I am curious if there is any good tutorials on writing an optimized sgemm. (Preferably one that walks through a number of optimizations.)

It is fine is if the tutorial is not written in Rust, as long as it can convert to pure Rust (if it's C/C++, it's probably fine. If it involves sse4 assembly instructions by hand, it's probably too far.)

Single threaded only performance is fine.
Edit: above said "stemms" when I meant "SGEMM", the f32 matrix * matrix function.
There is @bluss's matrixmultiply:
I also tried myself, but on a very specialized case.
simd_linalg/block.rs at master · s3bk/simd_linalg · GitHub
C = A * B
Are the key ideas:

Find the largest k such that 3 * k * k <= L1 cache and k is a power of 2.

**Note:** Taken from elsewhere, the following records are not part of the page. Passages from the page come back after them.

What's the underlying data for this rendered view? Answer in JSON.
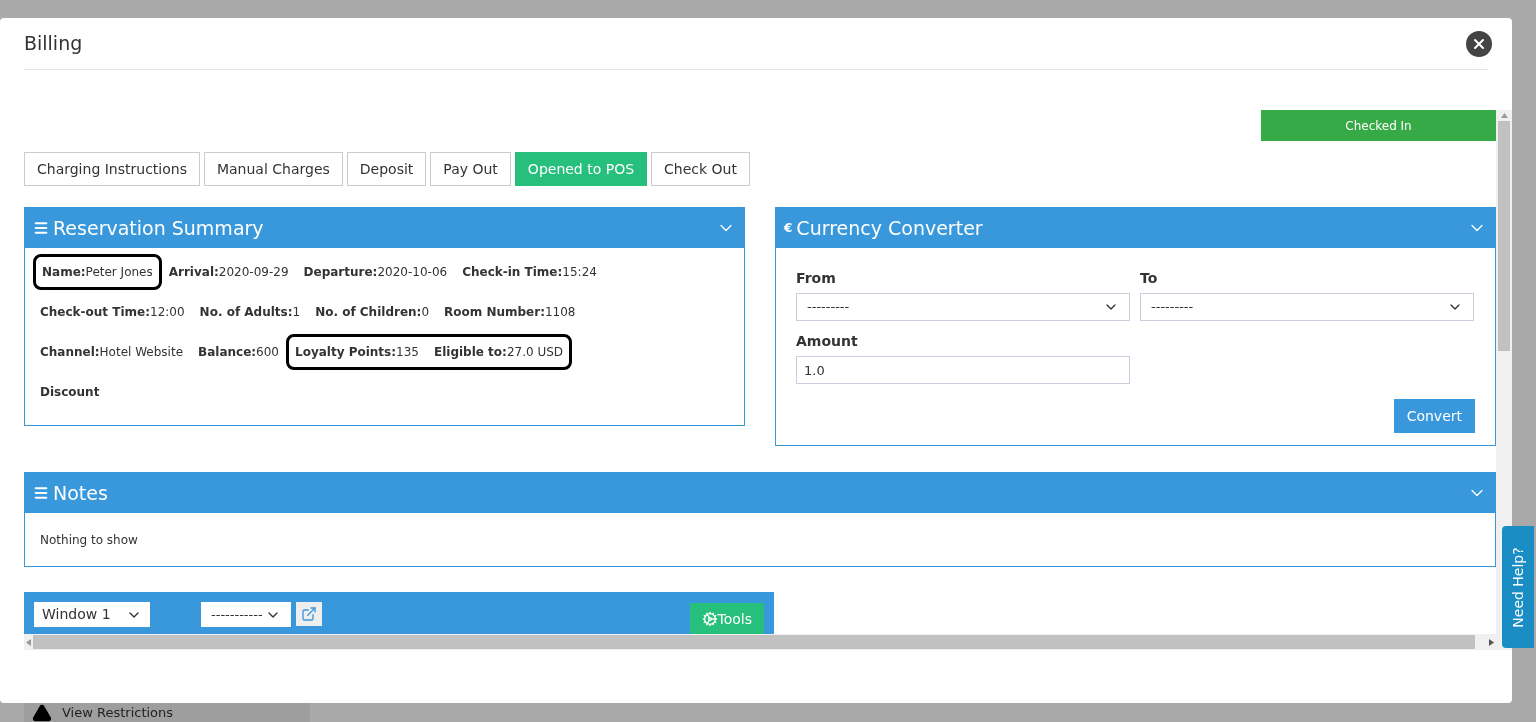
{
  "dialog": {
    "title": "Billing"
  },
  "status_badge": "Checked In",
  "tabs": [
    {
      "label": "Charging Instructions",
      "selected": false
    },
    {
      "label": "Manual Charges",
      "selected": false
    },
    {
      "label": "Deposit",
      "selected": false
    },
    {
      "label": "Pay Out",
      "selected": false
    },
    {
      "label": "Opened to POS",
      "selected": true
    },
    {
      "label": "Check Out",
      "selected": false
    }
  ],
  "reservation_summary": {
    "title": "Reservation Summary",
    "expanded": true,
    "rows": [
      [
        {
          "highlighted": true,
          "fields": [
            {
              "label": "Name:",
              "value": "Peter Jones"
            }
          ]
        },
        {
          "highlighted": false,
          "fields": [
            {
              "label": "Arrival:",
              "value": "2020-09-29"
            },
            {
              "label": "Departure:",
              "value": "2020-10-06"
            },
            {
              "label": "Check-in Time:",
              "value": "15:24"
            }
          ]
        }
      ],
      [
        {
          "highlighted": false,
          "fields": [
            {
              "label": "Check-out Time:",
              "value": "12:00"
            },
            {
              "label": "No. of Adults:",
              "value": "1"
            },
            {
              "label": "No. of Children:",
              "value": "0"
            },
            {
              "label": "Room Number:",
              "value": "1108"
            }
          ]
        }
      ],
      [
        {
          "highlighted": false,
          "fields": [
            {
              "label": "Channel:",
              "value": "Hotel Website"
            },
            {
              "label": "Balance:",
              "value": "600"
            }
          ]
        },
        {
          "highlighted": true,
          "fields": [
            {
              "label": "Loyalty Points:",
              "value": "135"
            },
            {
              "label": "Eligible to:",
              "value": "27.0 USD"
            }
          ]
        }
      ],
      [
        {
          "highlighted": false,
          "fields": [
            {
              "label": "Discount"
            }
          ]
        }
      ]
    ]
  },
  "currency_converter": {
    "title": "Currency Converter",
    "symbol": "€",
    "from_label": "From",
    "from_value": "---------",
    "to_label": "To",
    "to_value": "---------",
    "amount_label": "Amount",
    "amount_value": "1.0",
    "button": "Convert"
  },
  "notes": {
    "title": "Notes",
    "empty_text": "Nothing to show"
  },
  "window_bar": {
    "window_select": "Window 1",
    "second_select": "-----------",
    "tools_button": "Tools"
  },
  "need_help": "Need Help?",
  "background_bar": {
    "label": "View Restrictions"
  }
}
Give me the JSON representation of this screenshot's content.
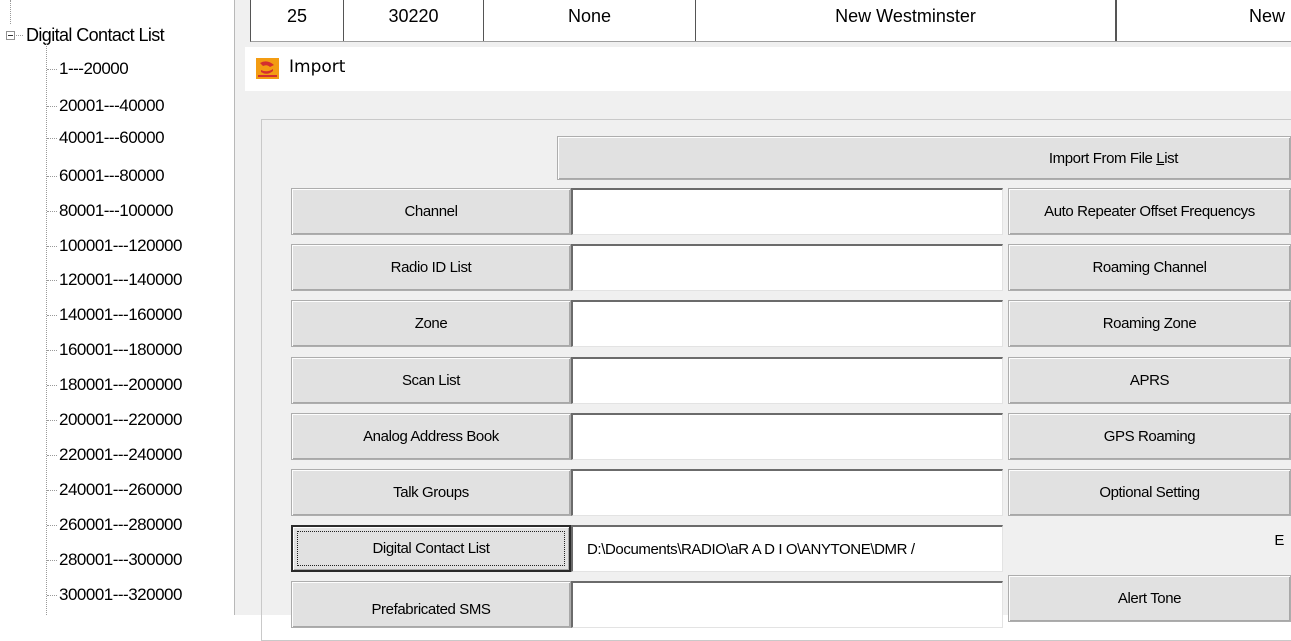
{
  "tree": {
    "root_label": "Digital Contact List",
    "items": [
      "1---20000",
      "20001---40000",
      "40001---60000",
      "60001---80000",
      "80001---100000",
      "100001---120000",
      "120001---140000",
      "140001---160000",
      "160001---180000",
      "180001---200000",
      "200001---220000",
      "220001---240000",
      "240001---260000",
      "260001---280000",
      "280001---300000",
      "300001---320000"
    ]
  },
  "grid": {
    "row": [
      "25",
      "30220",
      "None",
      "New Westminster",
      "New"
    ]
  },
  "dialog": {
    "title": "Import",
    "import_from_file_list": {
      "pre": "Import From File ",
      "accel": "L",
      "post": "ist"
    },
    "left_buttons": [
      "Channel",
      "Radio ID List",
      "Zone",
      "Scan List",
      "Analog Address Book",
      "Talk Groups",
      "Digital Contact List",
      "Prefabricated SMS"
    ],
    "fields": [
      "",
      "",
      "",
      "",
      "",
      "",
      "D:\\Documents\\RADIO\\aR A D I O\\ANYTONE\\DMR /",
      ""
    ],
    "right_buttons": [
      "Auto Repeater Offset Frequencys",
      "Roaming Channel",
      "Roaming Zone",
      "APRS",
      "GPS Roaming",
      "Optional Setting",
      "E",
      "Alert Tone"
    ]
  },
  "colors": {
    "icon_orange": "#f39c12",
    "icon_red": "#d32f2f"
  }
}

Divide C, A, B into squares of size k * k

Do sgemm on k*k sized squares ?
Thank you!
Fwiw, I copied all ideas from BLIS, papers linked in this old blog post gemm: a rabbit hole
Maybe you can find newer papers or other approaches that you want to try if you want.
@bluss: Looking at your detailed blog posts, is the following correct:
 decompose A * B into
 (4xk) * (k*4), and decompose that into
 4x4 and
 use either auto vectorization (according to blog) or packed_simd (according to source code) ?
Is the last trick to copy both 4x4 matrices to the stack before multiply ?
Is BLAS GEMM Benchmarks accurate ?
Docs claims 62 gflops. My current code, using blocked matrices, is only hitting 1.25 gflop on similar hardware.